There can be no turning back. If it were possible, I would’ve already found a way. Yesterday has gone and tomorrow is always today. This is one of the many terrible realizations that come after losing your child. Every day I wake only to face the same heartbreak again. I can’t run or hide from my loss. It always comes to find me. I watch the time fly and pass me by as I stay standing still.
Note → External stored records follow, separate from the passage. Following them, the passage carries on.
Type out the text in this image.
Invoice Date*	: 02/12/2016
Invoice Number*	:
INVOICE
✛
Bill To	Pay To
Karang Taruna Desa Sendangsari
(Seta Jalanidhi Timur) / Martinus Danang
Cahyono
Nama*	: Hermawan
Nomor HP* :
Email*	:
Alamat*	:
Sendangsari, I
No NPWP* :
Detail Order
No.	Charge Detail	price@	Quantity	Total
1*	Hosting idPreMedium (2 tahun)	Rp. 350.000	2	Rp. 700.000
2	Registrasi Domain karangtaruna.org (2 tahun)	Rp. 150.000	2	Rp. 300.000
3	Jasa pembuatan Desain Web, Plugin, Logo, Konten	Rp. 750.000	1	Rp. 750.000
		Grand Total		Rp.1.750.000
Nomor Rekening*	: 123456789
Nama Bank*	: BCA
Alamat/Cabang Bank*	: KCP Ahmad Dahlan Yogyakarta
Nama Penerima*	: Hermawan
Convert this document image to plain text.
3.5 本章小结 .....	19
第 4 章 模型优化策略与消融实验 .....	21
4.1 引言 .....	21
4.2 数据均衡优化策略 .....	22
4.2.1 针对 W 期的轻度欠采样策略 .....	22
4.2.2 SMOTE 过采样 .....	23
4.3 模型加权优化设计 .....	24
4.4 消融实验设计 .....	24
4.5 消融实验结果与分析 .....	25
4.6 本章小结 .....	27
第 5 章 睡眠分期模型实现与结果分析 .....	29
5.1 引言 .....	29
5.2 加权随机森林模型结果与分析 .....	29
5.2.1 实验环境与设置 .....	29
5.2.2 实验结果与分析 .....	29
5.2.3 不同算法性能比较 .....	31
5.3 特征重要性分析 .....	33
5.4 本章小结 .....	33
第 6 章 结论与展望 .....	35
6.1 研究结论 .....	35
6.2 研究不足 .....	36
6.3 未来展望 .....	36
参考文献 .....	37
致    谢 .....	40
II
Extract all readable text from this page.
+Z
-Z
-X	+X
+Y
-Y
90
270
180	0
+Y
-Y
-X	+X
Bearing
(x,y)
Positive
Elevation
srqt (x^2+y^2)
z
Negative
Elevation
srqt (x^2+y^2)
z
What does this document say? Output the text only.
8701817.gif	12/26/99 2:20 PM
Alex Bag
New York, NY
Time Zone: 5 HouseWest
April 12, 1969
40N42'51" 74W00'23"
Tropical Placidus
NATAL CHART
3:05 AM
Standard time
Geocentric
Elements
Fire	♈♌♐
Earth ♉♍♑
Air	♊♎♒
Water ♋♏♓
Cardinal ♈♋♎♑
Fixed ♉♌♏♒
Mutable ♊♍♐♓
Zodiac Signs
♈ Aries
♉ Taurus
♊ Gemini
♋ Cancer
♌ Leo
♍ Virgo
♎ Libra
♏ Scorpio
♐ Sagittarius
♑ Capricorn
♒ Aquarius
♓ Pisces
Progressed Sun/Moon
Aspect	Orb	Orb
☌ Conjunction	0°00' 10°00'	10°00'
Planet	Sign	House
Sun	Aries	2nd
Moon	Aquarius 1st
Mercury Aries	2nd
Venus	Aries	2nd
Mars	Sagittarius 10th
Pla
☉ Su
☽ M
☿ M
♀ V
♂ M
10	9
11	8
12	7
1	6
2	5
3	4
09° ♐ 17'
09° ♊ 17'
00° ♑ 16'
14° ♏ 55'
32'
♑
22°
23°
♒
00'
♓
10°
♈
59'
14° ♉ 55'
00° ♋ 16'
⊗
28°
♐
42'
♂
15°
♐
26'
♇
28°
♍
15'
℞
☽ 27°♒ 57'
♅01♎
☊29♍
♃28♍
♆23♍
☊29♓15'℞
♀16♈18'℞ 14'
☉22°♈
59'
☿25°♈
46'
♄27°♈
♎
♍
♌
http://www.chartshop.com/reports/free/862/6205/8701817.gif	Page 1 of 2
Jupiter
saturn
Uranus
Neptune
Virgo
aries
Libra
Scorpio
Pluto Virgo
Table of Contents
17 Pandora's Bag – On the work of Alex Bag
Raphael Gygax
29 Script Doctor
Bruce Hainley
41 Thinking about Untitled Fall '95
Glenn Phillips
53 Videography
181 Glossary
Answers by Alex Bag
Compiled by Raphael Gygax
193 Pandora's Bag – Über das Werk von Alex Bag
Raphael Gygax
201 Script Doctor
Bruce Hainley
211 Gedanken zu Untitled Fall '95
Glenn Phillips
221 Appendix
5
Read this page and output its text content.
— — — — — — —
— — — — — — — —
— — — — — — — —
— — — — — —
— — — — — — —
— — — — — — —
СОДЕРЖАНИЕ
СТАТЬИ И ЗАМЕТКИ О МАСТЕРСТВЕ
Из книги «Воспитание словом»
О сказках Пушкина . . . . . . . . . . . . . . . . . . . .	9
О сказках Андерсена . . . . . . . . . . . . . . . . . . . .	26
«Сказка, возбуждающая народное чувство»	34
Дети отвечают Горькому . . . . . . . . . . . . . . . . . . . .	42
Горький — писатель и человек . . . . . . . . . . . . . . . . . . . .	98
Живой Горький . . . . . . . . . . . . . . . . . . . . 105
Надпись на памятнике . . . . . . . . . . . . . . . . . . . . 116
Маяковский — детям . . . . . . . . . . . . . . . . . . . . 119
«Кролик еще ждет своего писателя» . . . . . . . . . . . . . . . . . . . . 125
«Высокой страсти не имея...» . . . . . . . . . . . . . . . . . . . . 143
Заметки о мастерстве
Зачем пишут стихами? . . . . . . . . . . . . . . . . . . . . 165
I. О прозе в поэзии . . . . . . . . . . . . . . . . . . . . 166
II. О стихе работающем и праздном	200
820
Will tomorrow always be today?

 

I’ve been livin’ for the moment

But I just can’t have my way

And I’m afraid to go to sleep

Cause tomorrow is today

People tell me life is sweeter

But I don’t hear what they say

Nothing comes to change my life

So tomorrow is today

I don’t care to know the hour

Cause it’s passing anyway

I don’t have to see tomorrow

Cause I saw it yesterday

So I listen for an answer

But the feeling seems to stay

And what’s the use of always dreaming

If tomorrow is today

Still I’m waiting for the morning

But it feels so far away

And you don’t need the love I’m giving

So tomorrow is today

 

Lyrics to:  Tomorrow is Today 

Writen by:  Billy Joel

 

It’s so easy to get lost and lose all hope and faith. I struggle with it daily.

See, I’ve lost my purpose as well as my identity. I don’t even recognize the woman I see in the mirror anymore. Laura has gone and I don’t know who this other woman even is, she is a complete stranger to me. She has aged far beyond her years.

Still, I hope to find a life I can settle into and enjoy again. I hope to find a piece of the woman I once was because I used to be pretty great.

I have to believe that God still has a plan for my life and a purpose for all this pain.

For I know the plans I have for you,” declares the LORD, “plans to prosper you and not to harm you, plans to give you hope and a future.

 

Jeremiah 29:11

I leave you with hope and faith that God will reveal his plan and purpose for all who have lost their way in life and make tomorrow a brand new day. I leave you with hope that we find a little peace and enjoyment in this new life.